Beim Verwaltungsgericht Chemnitz ist am 20. März von drei Parteien gemeinschaftlich eine Klage gegen den Freistaat Sachsen eingereicht worden. Die Klage verfolgt das Ziel, dass der Freistaat Sachsen, vertreten durch das Luftverkehrsamt verpflichtet wird, dem Verkehrs-landeplatz den beabsichtigten Baubeginn zu verwehren.

In der Klageschrift wird aus Sicht der Verkehrslandeplatz Chemnitz/Jahnsdorf GmbH inhaltlich nichts Neues vorgetragen. Mit dieser Klageeinreichung wird wiederum versucht, die Entwicklung des Verkehrslandeplatzes zu stoppen. Die Verkehrslandeplatz Chemnitz/Jahnsdorf GmbH geht davon aus, dass die im Planungsverfahren vorgelegten Unterlagen und Gutachten einer gerichtlichen Überprüfung standhalten. Deswegen besteht auch die Zuversicht, dass das Gericht eine für die GmbH günstige Entscheidung treffen wird.

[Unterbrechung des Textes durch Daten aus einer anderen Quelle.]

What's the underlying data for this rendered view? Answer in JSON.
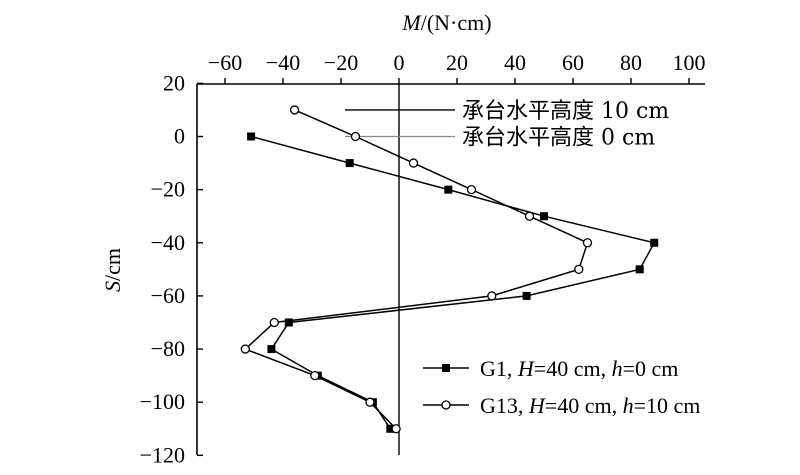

Ärgerlich ist in jedem Fall, dass momentan nicht einschätzbar ist, ob und welcher Zeitverzug durch diese Klage entsteht. Seitens der Verkehrslandeplatz Chemnitz/Jahnsdorf GmbH wird eine zügige gerichtliche Entscheidung, auch in dem noch anhängigen Hauptsacheverfahren angestrebt.